Six data sets were selected to perform experiments. All of them (except didactic) originally came from the UCI repository [22], but after conversions like adjusting them to the two-class problem they were published in Keel-dataset repository [1]. Only data sets described by the nominal attributes were chosen. They are presented in Table 1 (IR indicates the imbalance ratio).

Table 1. Characteristics of evaluated data sets
Table 2. Classification results for the selected UCI datasets: Q – accuracy, \(TP_{rate}\) – rate of true positives, \(TN_{rate}\) – rate of true negatives, F – F measure, AUC – area under the curve.

The aim of this experiment was to prepare comparison of four preprocessing methods. The classification without any re-sampling step was performed to establish a reference point for evaluation of algorithms. The following assumptions were made considering SMOTE and VIS_RST techniques:

  • the number of nearest neighbors (k) was set to 5,

  • the HVDM distance metric was applied,

  • the imbalance ratio after generating new samples was 1.0.

The results of classification were evaluated by five measures:

  • accuracy (Q) – the percentage of all correct predictions (both minority and majority class examples are considered),

  • sensitivity (\(TP_{rate}\)) – the percentage of positive instances correctly classified,

  • specificity (\(TN_{rate}\)) – the percentage of properly classified objects from the majority class.

  • F-measure – the average of sensitivity and precision. Precision is the number of correctly identified positive samples divided by the number of all instances classified as positive (both properly and erroneously),

  • AUC – area under the ROC curve. The Receiver Operating Characteristics (ROC) graphic depicts dependency between \(TP_{rate}\) and \(FP_{rate}\). The \(FP_{rate}\) means the percentage of negative examples misclassified.

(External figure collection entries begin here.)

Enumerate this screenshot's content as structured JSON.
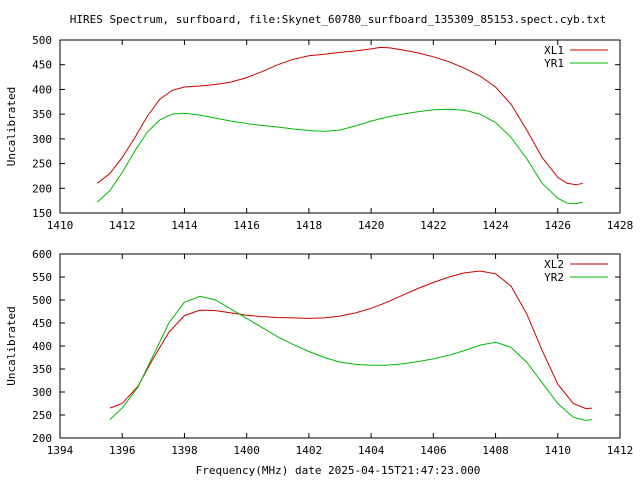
{
  "title": "HIRES Spectrum, surfboard, file:Skynet_60780_surfboard_135309_85153.spect.cyb.txt",
  "xlabel": "Frequency(MHz) date 2025-04-15T21:47:23.000",
  "colors": {
    "red": "#cc0000",
    "green": "#00bb00"
  },
  "chart_data": [
    {
      "type": "line",
      "ylabel": "Uncalibrated",
      "xlim": [
        1410,
        1428
      ],
      "ylim": [
        150,
        500
      ],
      "xticks": [
        1410,
        1412,
        1414,
        1416,
        1418,
        1420,
        1422,
        1424,
        1426,
        1428
      ],
      "yticks": [
        150,
        200,
        250,
        300,
        350,
        400,
        450,
        500
      ],
      "grid": false,
      "legend_position": "top-right",
      "series": [
        {
          "name": "XL1",
          "color": "#cc0000",
          "x": [
            1411.2,
            1411.6,
            1412.0,
            1412.4,
            1412.8,
            1413.2,
            1413.6,
            1414.0,
            1414.5,
            1415.0,
            1415.5,
            1416.0,
            1416.5,
            1417.0,
            1417.5,
            1418.0,
            1418.5,
            1419.0,
            1419.5,
            1420.0,
            1420.3,
            1420.6,
            1421.0,
            1421.5,
            1422.0,
            1422.5,
            1423.0,
            1423.5,
            1424.0,
            1424.5,
            1425.0,
            1425.5,
            1426.0,
            1426.3,
            1426.6,
            1426.8
          ],
          "y": [
            210,
            230,
            262,
            302,
            345,
            380,
            398,
            405,
            407,
            410,
            415,
            424,
            436,
            450,
            461,
            468,
            471,
            475,
            478,
            482,
            485,
            484,
            480,
            474,
            466,
            456,
            443,
            427,
            405,
            370,
            318,
            262,
            222,
            210,
            207,
            210
          ]
        },
        {
          "name": "YR1",
          "color": "#00bb00",
          "x": [
            1411.2,
            1411.6,
            1412.0,
            1412.4,
            1412.8,
            1413.2,
            1413.6,
            1414.0,
            1414.5,
            1415.0,
            1415.5,
            1416.0,
            1416.5,
            1417.0,
            1417.5,
            1418.0,
            1418.5,
            1419.0,
            1419.5,
            1420.0,
            1420.5,
            1421.0,
            1421.5,
            1422.0,
            1422.5,
            1423.0,
            1423.5,
            1424.0,
            1424.5,
            1425.0,
            1425.5,
            1426.0,
            1426.3,
            1426.6,
            1426.8
          ],
          "y": [
            172,
            195,
            232,
            275,
            313,
            338,
            350,
            352,
            348,
            342,
            336,
            331,
            327,
            324,
            320,
            317,
            315,
            318,
            326,
            336,
            344,
            350,
            355,
            359,
            360,
            358,
            350,
            333,
            303,
            260,
            210,
            180,
            170,
            169,
            172
          ]
        }
      ]
    },
    {
      "type": "line",
      "ylabel": "Uncalibrated",
      "xlim": [
        1394,
        1412
      ],
      "ylim": [
        200,
        600
      ],
      "xticks": [
        1394,
        1396,
        1398,
        1400,
        1402,
        1404,
        1406,
        1408,
        1410,
        1412
      ],
      "yticks": [
        200,
        250,
        300,
        350,
        400,
        450,
        500,
        550,
        600
      ],
      "grid": false,
      "legend_position": "top-right",
      "series": [
        {
          "name": "XL2",
          "color": "#cc0000",
          "x": [
            1395.6,
            1396.0,
            1396.5,
            1397.0,
            1397.5,
            1398.0,
            1398.5,
            1399.0,
            1399.5,
            1400.0,
            1400.5,
            1401.0,
            1401.5,
            1402.0,
            1402.5,
            1403.0,
            1403.5,
            1404.0,
            1404.5,
            1405.0,
            1405.5,
            1406.0,
            1406.5,
            1407.0,
            1407.5,
            1408.0,
            1408.5,
            1409.0,
            1409.5,
            1410.0,
            1410.5,
            1410.9,
            1411.1
          ],
          "y": [
            265,
            275,
            312,
            373,
            430,
            466,
            478,
            477,
            472,
            467,
            464,
            462,
            461,
            460,
            461,
            465,
            472,
            482,
            495,
            510,
            525,
            538,
            550,
            559,
            563,
            557,
            530,
            470,
            390,
            317,
            275,
            264,
            265
          ]
        },
        {
          "name": "YR2",
          "color": "#00bb00",
          "x": [
            1395.6,
            1396.0,
            1396.5,
            1397.0,
            1397.5,
            1398.0,
            1398.5,
            1399.0,
            1399.5,
            1400.0,
            1400.5,
            1401.0,
            1401.5,
            1402.0,
            1402.5,
            1403.0,
            1403.5,
            1404.0,
            1404.5,
            1405.0,
            1405.5,
            1406.0,
            1406.5,
            1407.0,
            1407.5,
            1408.0,
            1408.5,
            1409.0,
            1409.5,
            1410.0,
            1410.5,
            1410.9,
            1411.1
          ],
          "y": [
            240,
            265,
            310,
            380,
            450,
            495,
            508,
            500,
            480,
            460,
            440,
            420,
            403,
            388,
            375,
            365,
            360,
            358,
            358,
            361,
            366,
            372,
            380,
            390,
            402,
            408,
            397,
            365,
            320,
            275,
            245,
            238,
            240
          ]
        }
      ]
    }
  ]
}
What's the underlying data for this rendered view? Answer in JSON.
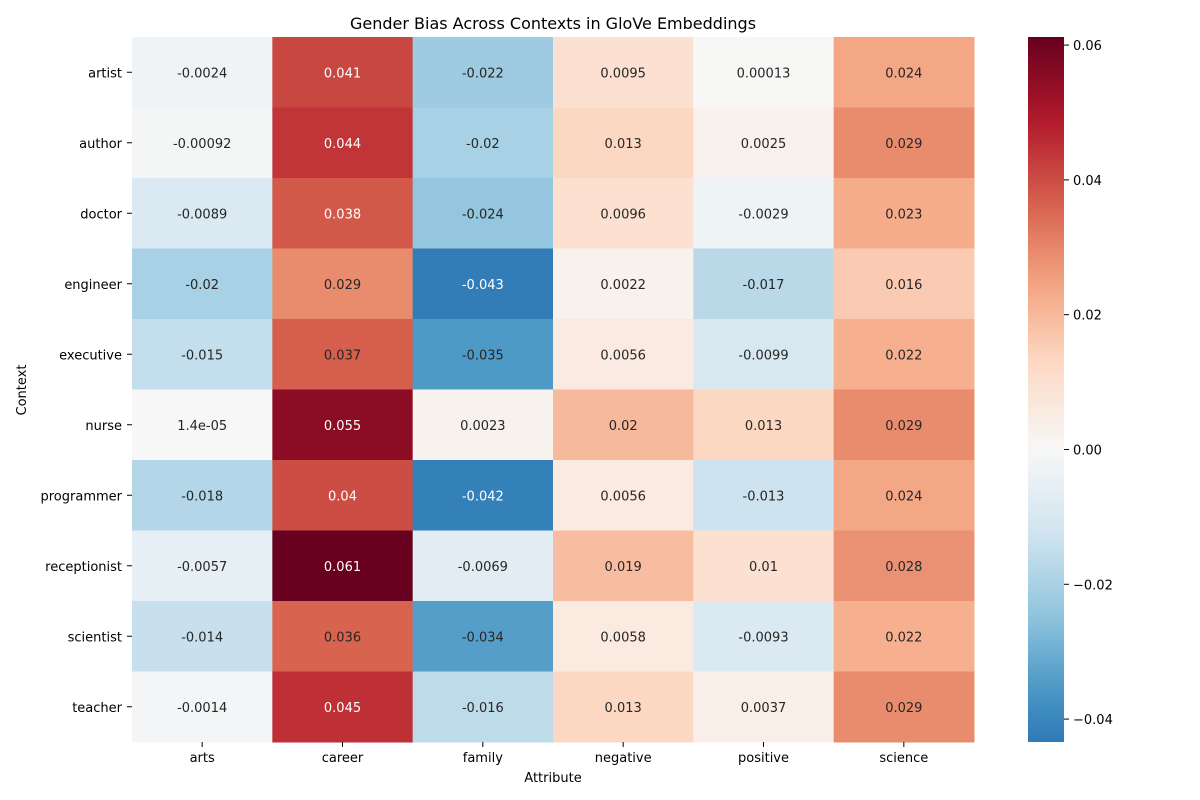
{
  "chart_data": {
    "type": "heatmap",
    "title": "Gender Bias Across Contexts in GloVe Embeddings",
    "xlabel": "Attribute",
    "ylabel": "Context",
    "x_categories": [
      "arts",
      "career",
      "family",
      "negative",
      "positive",
      "science"
    ],
    "y_categories": [
      "artist",
      "author",
      "doctor",
      "engineer",
      "executive",
      "nurse",
      "programmer",
      "receptionist",
      "scientist",
      "teacher"
    ],
    "values": [
      [
        -0.0024,
        0.041,
        -0.022,
        0.0095,
        0.00013,
        0.024
      ],
      [
        -0.00092,
        0.044,
        -0.02,
        0.013,
        0.0025,
        0.029
      ],
      [
        -0.0089,
        0.038,
        -0.024,
        0.0096,
        -0.0029,
        0.023
      ],
      [
        -0.02,
        0.029,
        -0.043,
        0.0022,
        -0.017,
        0.016
      ],
      [
        -0.015,
        0.037,
        -0.035,
        0.0056,
        -0.0099,
        0.022
      ],
      [
        1.4e-05,
        0.055,
        0.0023,
        0.02,
        0.013,
        0.029
      ],
      [
        -0.018,
        0.04,
        -0.042,
        0.0056,
        -0.013,
        0.024
      ],
      [
        -0.0057,
        0.061,
        -0.0069,
        0.019,
        0.01,
        0.028
      ],
      [
        -0.014,
        0.036,
        -0.034,
        0.0058,
        -0.0093,
        0.022
      ],
      [
        -0.0014,
        0.045,
        -0.016,
        0.013,
        0.0037,
        0.029
      ]
    ],
    "annotations": [
      [
        "-0.0024",
        "0.041",
        "-0.022",
        "0.0095",
        "0.00013",
        "0.024"
      ],
      [
        "-0.00092",
        "0.044",
        "-0.02",
        "0.013",
        "0.0025",
        "0.029"
      ],
      [
        "-0.0089",
        "0.038",
        "-0.024",
        "0.0096",
        "-0.0029",
        "0.023"
      ],
      [
        "-0.02",
        "0.029",
        "-0.043",
        "0.0022",
        "-0.017",
        "0.016"
      ],
      [
        "-0.015",
        "0.037",
        "-0.035",
        "0.0056",
        "-0.0099",
        "0.022"
      ],
      [
        "1.4e-05",
        "0.055",
        "0.0023",
        "0.02",
        "0.013",
        "0.029"
      ],
      [
        "-0.018",
        "0.04",
        "-0.042",
        "0.0056",
        "-0.013",
        "0.024"
      ],
      [
        "-0.0057",
        "0.061",
        "-0.0069",
        "0.019",
        "0.01",
        "0.028"
      ],
      [
        "-0.014",
        "0.036",
        "-0.034",
        "0.0058",
        "-0.0093",
        "0.022"
      ],
      [
        "-0.0014",
        "0.045",
        "-0.016",
        "0.013",
        "0.0037",
        "0.029"
      ]
    ],
    "colormap": "RdBu_r",
    "color_center": 0,
    "vmin": -0.0434,
    "vmax": 0.0612,
    "colorbar_ticks": [
      {
        "value": 0.06,
        "label": "0.06"
      },
      {
        "value": 0.04,
        "label": "0.04"
      },
      {
        "value": 0.02,
        "label": "0.02"
      },
      {
        "value": 0.0,
        "label": "0.00"
      },
      {
        "value": -0.02,
        "label": "−0.02"
      },
      {
        "value": -0.04,
        "label": "−0.04"
      }
    ]
  }
}
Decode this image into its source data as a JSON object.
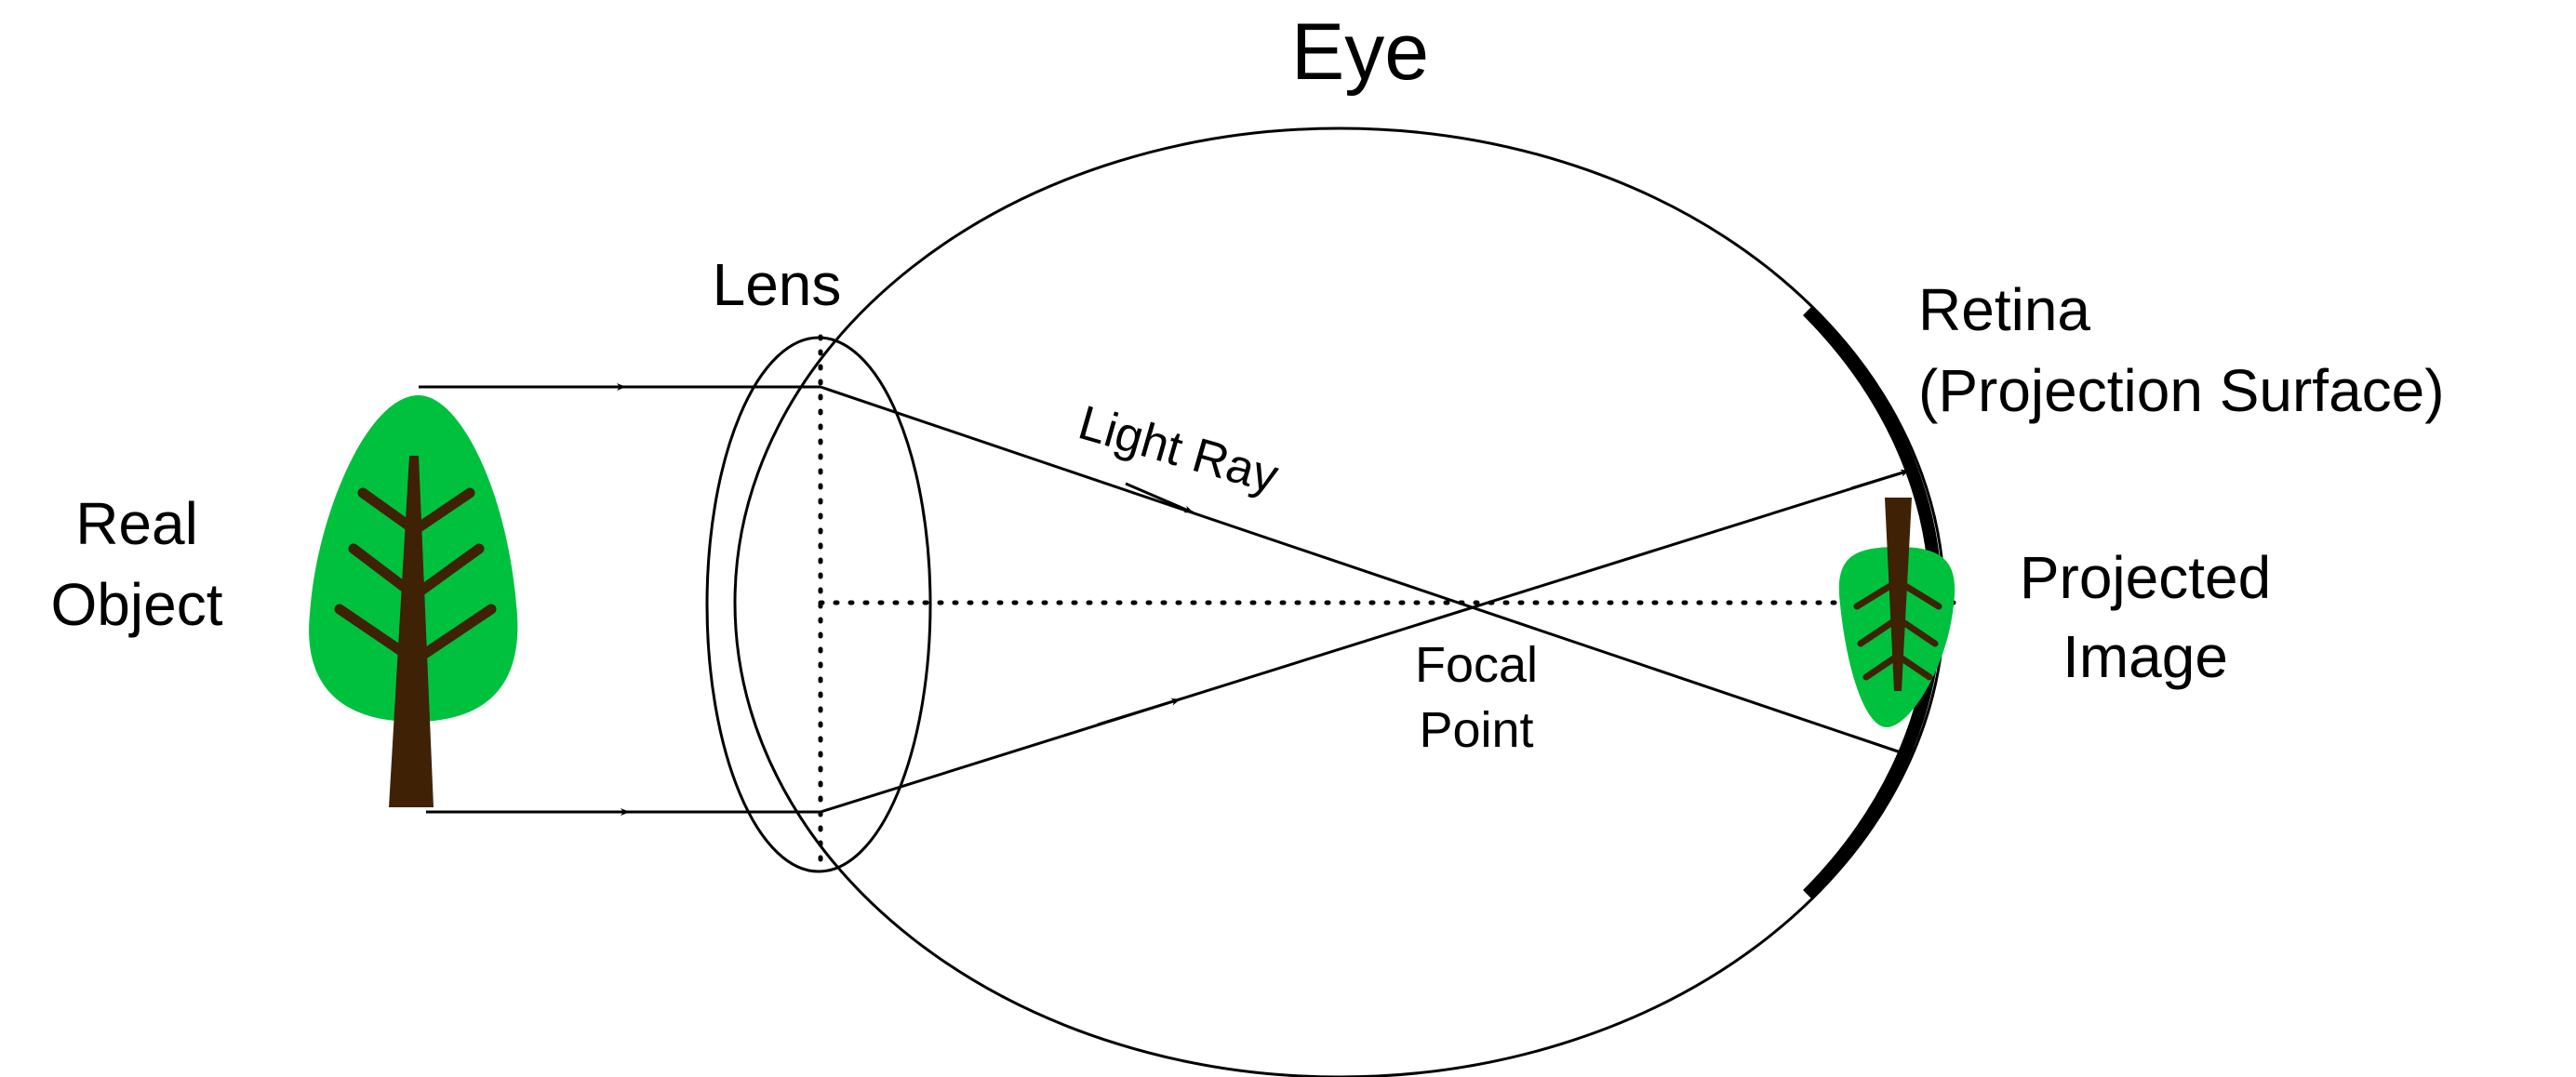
{
  "title": "Eye",
  "labels": {
    "lens": "Lens",
    "real_object_line1": "Real",
    "real_object_line2": "Object",
    "retina_line1": "Retina",
    "retina_line2": "(Projection Surface)",
    "projected_line1": "Projected",
    "projected_line2": "Image",
    "light_ray": "Light Ray",
    "focal_line1": "Focal",
    "focal_line2": "Point"
  },
  "colors": {
    "foliage": "#00c13d",
    "trunk": "#3f2206",
    "line": "#000000"
  }
}
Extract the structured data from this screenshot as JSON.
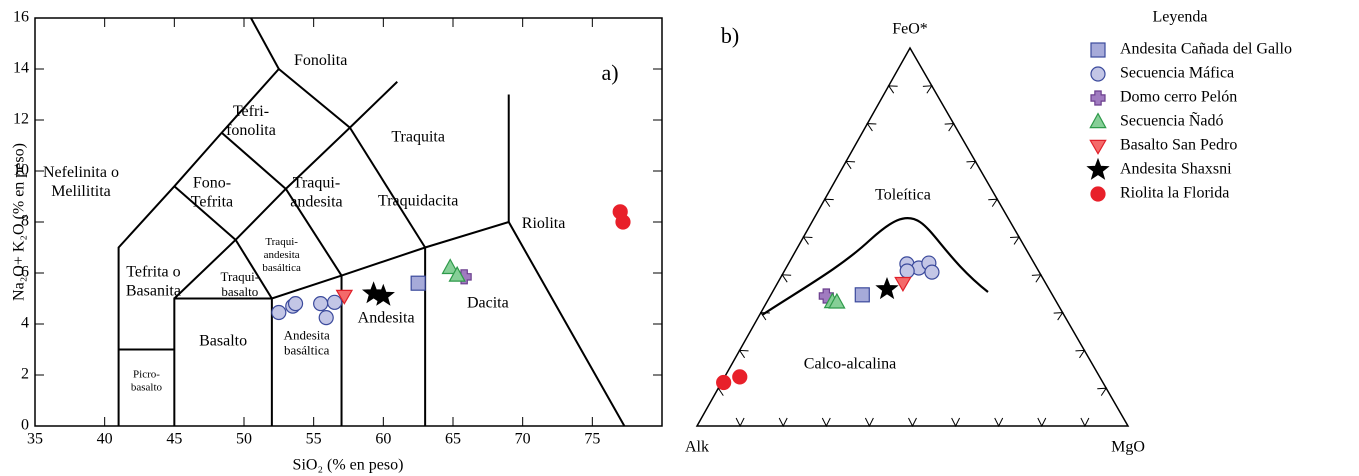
{
  "chart_data": [
    {
      "type": "scatter",
      "title": "a)",
      "x_label": "SiO₂ (% en peso)",
      "y_label": "Na₂O+ K₂O (% en peso)",
      "xlim": [
        35,
        80
      ],
      "ylim": [
        0,
        16
      ],
      "xticks": [
        35,
        40,
        45,
        50,
        55,
        60,
        65,
        70,
        75
      ],
      "yticks": [
        0,
        2,
        4,
        6,
        8,
        10,
        12,
        14,
        16
      ],
      "legend_title": "Leyenda",
      "annotations": [
        [
          "Fonolita"
        ],
        [
          "Tefri-",
          "fonolita"
        ],
        [
          "Traquita"
        ],
        [
          "Nefelinita o",
          "Melilitita"
        ],
        [
          "Fono-",
          "Tefrita"
        ],
        [
          "Traqui-",
          "andesita"
        ],
        [
          "Traquidacita"
        ],
        [
          "Riolita"
        ],
        [
          "Tefrita o",
          "Basanita"
        ],
        [
          "Traqui-",
          "andesita",
          "basáltica"
        ],
        [
          "Traqui-",
          "basalto"
        ],
        [
          "Andesita"
        ],
        [
          "Dacita"
        ],
        [
          "Basalto"
        ],
        [
          "Andesita",
          "basáltica"
        ],
        [
          "Picro-",
          "basalto"
        ]
      ],
      "series": [
        {
          "name": "Andesita Cañada del Gallo",
          "marker": "square",
          "color": "#a6aad9",
          "edgecolor": "#3b4a9c",
          "x": [
            62.5
          ],
          "values": [
            5.6
          ]
        },
        {
          "name": "Secuencia Máfica",
          "marker": "circle",
          "color": "#c3c6e6",
          "edgecolor": "#3b4a9c",
          "x": [
            52.5,
            53.5,
            53.7,
            55.5,
            55.9,
            56.5
          ],
          "values": [
            4.45,
            4.7,
            4.8,
            4.8,
            4.25,
            4.85
          ]
        },
        {
          "name": "Domo cerro Pelón",
          "marker": "plus",
          "color": "#a07bc0",
          "edgecolor": "#6b3f8e",
          "x": [
            65.8
          ],
          "values": [
            5.85
          ]
        },
        {
          "name": "Secuencia Ñadó",
          "marker": "triangle",
          "color": "#86cf97",
          "edgecolor": "#2e9a4a",
          "x": [
            64.8,
            65.3
          ],
          "values": [
            6.2,
            5.9
          ]
        },
        {
          "name": "Basalto San Pedro",
          "marker": "triangle-down",
          "color": "#f46a6a",
          "edgecolor": "#e0202a",
          "x": [
            57.2
          ],
          "values": [
            5.1
          ]
        },
        {
          "name": "Andesita Shaxsni",
          "marker": "star",
          "color": "#000000",
          "edgecolor": "#000000",
          "x": [
            59.3,
            60.0
          ],
          "values": [
            5.2,
            5.1
          ]
        },
        {
          "name": "Riolita la Florida",
          "marker": "circle",
          "color": "#e8202a",
          "edgecolor": "#e8202a",
          "x": [
            77.0,
            77.2
          ],
          "values": [
            8.4,
            8.0
          ]
        }
      ]
    },
    {
      "type": "ternary",
      "title": "b)",
      "top_label": "FeO*",
      "left_label": "Alk",
      "right_label": "MgO",
      "annotations": [
        "Toleítica",
        "Calco-alcalina"
      ],
      "ticks": [
        10,
        20,
        30,
        40,
        50,
        60,
        70,
        80,
        90
      ],
      "series": [
        {
          "marker": "square",
          "color": "#a6aad9",
          "edgecolor": "#3b4a9c",
          "a": [
            44.1
          ],
          "f": [
            34.7
          ],
          "m": [
            21.2
          ]
        },
        {
          "marker": "circle",
          "color": "#c3c6e6",
          "edgecolor": "#3b4a9c",
          "a": [
            29.6,
            27.4,
            30.5,
            24.4,
            24.9
          ],
          "f": [
            42.9,
            41.8,
            41.0,
            43.1,
            40.7
          ],
          "m": [
            27.5,
            30.8,
            28.5,
            32.5,
            34.4
          ]
        },
        {
          "marker": "plus",
          "color": "#a07bc0",
          "edgecolor": "#6b3f8e",
          "a": [
            52.6
          ],
          "f": [
            34.4
          ],
          "m": [
            13.0
          ]
        },
        {
          "marker": "triangle",
          "color": "#86cf97",
          "edgecolor": "#2e9a4a",
          "a": [
            52.0,
            51.0
          ],
          "f": [
            32.8,
            32.7
          ],
          "m": [
            15.2,
            16.3
          ]
        },
        {
          "marker": "triangle-down",
          "color": "#f46a6a",
          "edgecolor": "#e0202a",
          "a": [
            33.1
          ],
          "f": [
            37.8
          ],
          "m": [
            29.1
          ]
        },
        {
          "marker": "star",
          "color": "#000000",
          "edgecolor": "#000000",
          "a": [
            37.6
          ],
          "f": [
            36.2
          ],
          "m": [
            26.2
          ]
        },
        {
          "marker": "circle",
          "color": "#e8202a",
          "edgecolor": "#e8202a",
          "a": [
            88.0,
            83.5
          ],
          "f": [
            11.5,
            13.0
          ],
          "m": [
            0.5,
            3.5
          ]
        }
      ]
    }
  ]
}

The AdaBoost.M1 algorithm [7] with decision trees C4.5 as weak learners was applied as the classifier. This technique represents the group of ensemble methods. The main purpose of combining decisions of multiple classifiers to obtain the aggregated prediction is improvement of generalization [21]. A five-folds cross validation was performed. The final experiments’ results (presented in Table 2) are the average values of results from five iterations of processing.

Results of these experiments show that the higher complexity of analysed data set is, the better outcomes from applying proposed technique are. VIS_RST algorithm indicates that three real-world data sets are the most complex: flare-F, zoo-3 and car-good. One of these data sets, namely flare-F, has nonempty boundary region. Method proposed in this paper outperformed other techniques for this complex example. In all experiments both SMOTE and VIS_RST achieve higher values of AUC measure than the classification without preprocessing step. Remove and Relabel filters perform better only in case of nonempty boundary region. Relabel technique may be considered as more effective. It is worth noting that all minority samples generated by the VIS_RST method were in the lower approximation. Therefore, undersampling cleaning step was not needed.

4 Conclusions and Future Research

Firstly, the experiments revealed that the new VIS_RST method is comparable to the SMOTE algorithm when applied to data sets described only by the nominal features. The AUC measure of VIS_RST was higher for the flare-F data set. Proposed algorithm outperformed other techniques when evaluated data sets had nonempty boundary regions (flare-F and didactic). Secondly, the Relabel filtering technique performed better than the Remove approach for data set which has the nonempty boundary region (flare-F). In future research the performance of the proposed algorithm adjusted for the Big Data may be investigated. The application of the MapReduce paradigm [6] seems to be promising solution for large imbalance data problem.